NJ.com reported that Councilman Jeffree Fauntleroy II was also involved in the brawl. Others involved alleged that Gilliam and Fauntleroy assaulted them and chased them with their car outside the Haven Nightclub at the Golden Nugget.
Prosecutors said that Gilliam and Fauntleroy will not be charged in the brawl, The Times reported.
The two still face citizens’ complaints and are scheduled to appear in court on December 11.
3. Frank Gilliam Was Accused of ‘Stealing’ $10,000 Campaign Check
A criminal complaint was filed against Gilliam earlier this month after he deposited a check made out to the Atlantic City Democratic Committee into his own campaign account, NJ.com reported.
Gilliam said that the check was deposited by mistake.
In April, Superior Court Judge Bernard DeLury dropped the charges, saying there was not “even a scintilla of evidence” of wrongdoing.
Gilliam said he returned the money to the committee.
Councilman George Tibbitt, who ran on a joint ticket with Gilliam, has also accused the mayor of depositing checks addressed to Tibbitt into his own account and has been interviewed by the FBI, The Press of Atlantic City reported.

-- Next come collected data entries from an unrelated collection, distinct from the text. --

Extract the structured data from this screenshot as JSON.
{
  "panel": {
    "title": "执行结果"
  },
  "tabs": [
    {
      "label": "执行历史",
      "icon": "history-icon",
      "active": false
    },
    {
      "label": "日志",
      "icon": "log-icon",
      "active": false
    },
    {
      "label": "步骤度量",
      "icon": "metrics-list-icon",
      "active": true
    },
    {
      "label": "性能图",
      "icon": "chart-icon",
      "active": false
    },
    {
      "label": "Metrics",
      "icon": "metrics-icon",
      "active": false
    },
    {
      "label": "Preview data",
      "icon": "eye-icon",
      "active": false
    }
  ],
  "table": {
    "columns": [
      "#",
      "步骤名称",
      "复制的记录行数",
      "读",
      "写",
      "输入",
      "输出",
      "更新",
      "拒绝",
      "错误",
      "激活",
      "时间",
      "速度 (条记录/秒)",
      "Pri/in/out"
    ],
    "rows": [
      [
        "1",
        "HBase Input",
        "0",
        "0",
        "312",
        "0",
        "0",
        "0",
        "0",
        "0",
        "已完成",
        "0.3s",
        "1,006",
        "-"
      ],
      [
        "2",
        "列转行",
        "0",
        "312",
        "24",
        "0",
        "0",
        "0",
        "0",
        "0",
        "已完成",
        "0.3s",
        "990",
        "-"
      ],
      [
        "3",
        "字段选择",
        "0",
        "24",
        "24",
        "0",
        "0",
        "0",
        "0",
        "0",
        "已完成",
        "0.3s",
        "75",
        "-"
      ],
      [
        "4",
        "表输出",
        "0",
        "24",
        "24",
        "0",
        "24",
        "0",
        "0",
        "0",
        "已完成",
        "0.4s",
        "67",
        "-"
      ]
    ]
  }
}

4. Frank Gilliam Has a History of Assault Charges
In December 2010, then-Councilman Frank Gilliam allegedly assaulted a man for walking too close to his car, The Press of Atlantic City reported. Gilliam claimed that the man slapped his car which led to an argument that turned physical.
In 1997, a woman that Gilliam was dating was granted a restraining order under the state’s Prevention of Domestic Violence Act. The order said that court found “good cause to believe that (the woman’s) life, health, and well-being have been and are endangered by (Gilliam’s) acts of violence.”
5. FBI Stays Mum on Raid
“We can confirm that our agents were executing search warrant at the home of Mayor Frank Gilliam,” FBI Newark spokeswoman Doreen Holder told reporters but declined to add any details.
Holder said that both FBI and IRS agents were involved in the raid.
Gilliam also declined to comment.
“We have no information to give. We have not been briefed,” Christina Bevilacqua, Gilliam’s deputy chief of staff, told NJ.com. “The mayor’s office is open and we are going to continue to provide services to the city’s residents.”
NJ.com reported that agents left the home around 12:30 pm Monday. Gilliam left the home around 1 pm and drove away without answering reporters’ questions.